How do I know this? Because not only have I experienced the process of bad dates to show me what I want and need, but my clients have too. All these things are purposeful in dating. Why? Whereas dating is trial and error, guess who’s actually getting educated? You!
Remember when you were just starting to date? You were likely a teenager. At this age you don’t know what you want. Then you start getting involved with a person and you date for a while; maybe it evolves into a long term relationship. You start to rack up data on what you don’t want. Knowing what you don’t want—when you’ve applied thinking to it—along with your core needs and values will lead you to what you want. This is why the values exercise built into my coaching program is so far-reaching.
When you have a clear vision of what you do want—you’re just a step away from your perfect match.
When I ask others what was different when they found their true match, they say, “It was so easy. It was effortless. I can’t believe all the years I spent trying to put a square peg in a round hole; all the tears, drama and confusion I went through.”
Why would dating involve all of that? It’s suppose to be fun, after all. Because you’ll never know easy until you know hard. You’ll never get to clarity until you know what you don’t want.
I have a slightly different twist on the saying, “Love happens when you’re not looking.” Love happens when you’ve taken in all the data from your experiences and stored it in your memory bank. It then generates a prototype for the man who will now be your most aligned partner. In that awareness, you start doing something amazing—you start passing on partners. You go on a date and say, “No, that doesn’t work. Seen that—done that.”
Pass. Pass. Pass. Um—no—pass.
You start closing doors. Why? Because you’re clear. You know what you want and need. Then in this incredible moment where most give up, they don’t give up wanting what they want, they just start living their life. They say, “I still want love. I’m going to put it over here, though. I’m going to see my friends. I’m going to take up that hobby. I’ve always wanted to learn Spanish. I’ve always wanted to go on a safari in Africa.” They live their lives. In that relaxed state, where all the factors are collected in that data, they turn around one day and meet someone. Voila!

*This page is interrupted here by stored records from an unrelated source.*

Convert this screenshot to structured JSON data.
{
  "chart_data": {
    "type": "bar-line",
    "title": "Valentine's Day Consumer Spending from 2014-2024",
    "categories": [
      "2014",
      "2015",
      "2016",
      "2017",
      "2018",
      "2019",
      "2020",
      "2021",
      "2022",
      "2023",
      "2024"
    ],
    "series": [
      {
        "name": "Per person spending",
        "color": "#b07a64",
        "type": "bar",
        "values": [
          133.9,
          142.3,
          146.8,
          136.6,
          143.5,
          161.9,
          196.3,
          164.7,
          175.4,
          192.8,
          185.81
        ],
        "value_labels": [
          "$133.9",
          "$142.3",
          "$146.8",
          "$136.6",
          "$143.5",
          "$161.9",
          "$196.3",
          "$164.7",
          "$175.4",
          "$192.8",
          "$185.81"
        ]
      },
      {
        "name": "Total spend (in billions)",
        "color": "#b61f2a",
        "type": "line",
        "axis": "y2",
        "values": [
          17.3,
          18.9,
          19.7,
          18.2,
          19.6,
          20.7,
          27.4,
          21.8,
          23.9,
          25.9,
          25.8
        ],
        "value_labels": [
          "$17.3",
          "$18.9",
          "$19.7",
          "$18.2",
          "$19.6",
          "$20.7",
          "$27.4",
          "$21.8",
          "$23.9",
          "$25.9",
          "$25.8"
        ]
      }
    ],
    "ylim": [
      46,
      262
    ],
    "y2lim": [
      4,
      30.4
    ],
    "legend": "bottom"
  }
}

Relaxed, complete with information and having passed on the repeats they’ve seen and things they know don’t work for them. If you ever get frustrated, remember all of the dates you’ve gone through are purposeful. The reason for having some bad dates is indeed to show you what you want and need. No one can know what they don’t know until they walked through the physical experiences. This is how you come to your final destination. The person who is suppose to be your most aligned partner.